The biggest culture shock, besides everything being even more fucken expensive than I remember, (nine dollar drinks at the Eagle, four thousand dollars a month rent for a one bedroom) were all those people. People everywhere. Hey I now lived in Endless Summer suburban sprawl. The sidewalks were conveyor belts of people and you had to wait for your open slot to get on or risk colliding with somebody. And everybody, I mean everybody was on their phone, some chatting away frivolity, others earplugged and cutting deals as they strutted down the street. The vitality of it all soon morphed into a kind of non-stop stress for me. And, hell, I was retired and on vacation. After all, Manhattan was not just the place to make money, it was money, the quintessence of consumerism gone mad. Some of the glossiest, most creative advertising ever hustled you from every direction: on the cabs and the trucks and the buses, in the storefronts, on the buildings, and, of course, up on those constantly changing super-duper jumbo screens that surrounded you on Times Square.

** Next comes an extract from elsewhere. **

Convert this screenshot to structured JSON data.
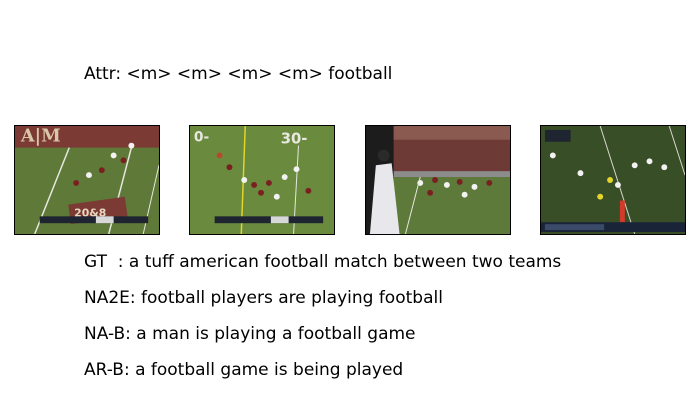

I was also pleasantly surprised at the number of Millennials I saw in such an expensive town to live, (they couldn’t all be in from the burbs or making six figures) decked out in the latest apparel (skinny jeans are back) and I wondered how they managed when a trick a few days later told me it was mommy and daddy’s money that made their hip Manhattan lifestyle possible.
Walking down to the Eagle for Code after a quick bite at a Metro restaurant and a power nap, I found even crossing the streets a mini-adventure. Not only did you have to watch you didn’t collide into someone distracted on their phones, there were taxis to dodge and bikes and scooters and even skateboards to maneuver around. It was one fucken moving carnival.

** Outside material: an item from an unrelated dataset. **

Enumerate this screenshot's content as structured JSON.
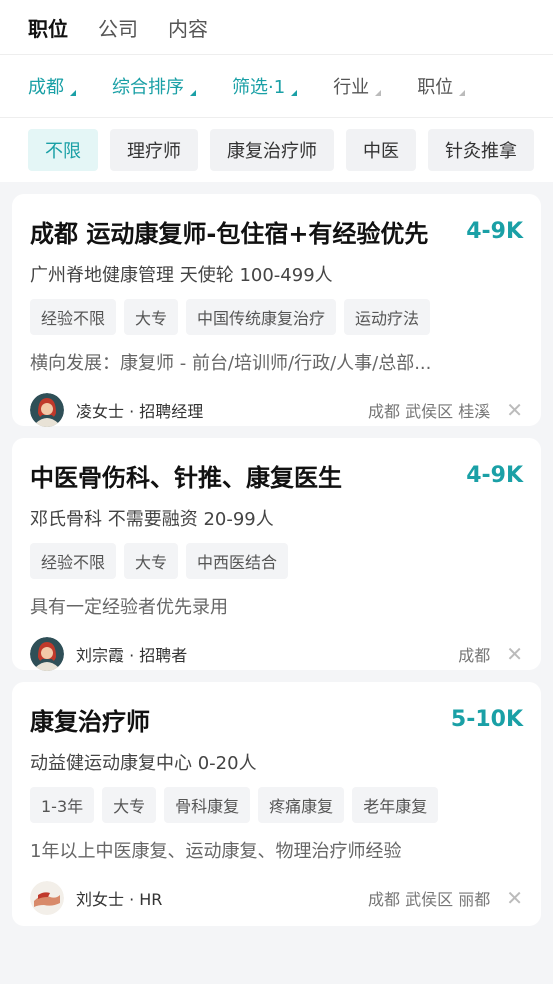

Now while I would be lucky enough to get well over hundred hits on the various hook-up sites and phone apps from potential paramours during my five day stay, I was determined to visit the Eagle Thursday night for Code and had hauled my harness and boots up just for the occasion. What greeted me, though, was underwhelming. Sure there were the hotties, but many guys were just out-of-shape and tired in their leather, and despite the so-called dress code enforcement, you had guys in sneakers and even a few of the alien race – women! And everywhere the usual cliques.
It was still pleasant enough to go up to the third level roof top patio which I understand the dwellers of the high rise condos across the street were none too happy about, but by midnight most guys had congregated onto the second level where supposedly the nasty shit went on. I didn’t see how when a humpy bouncer with a flashlight played penis police.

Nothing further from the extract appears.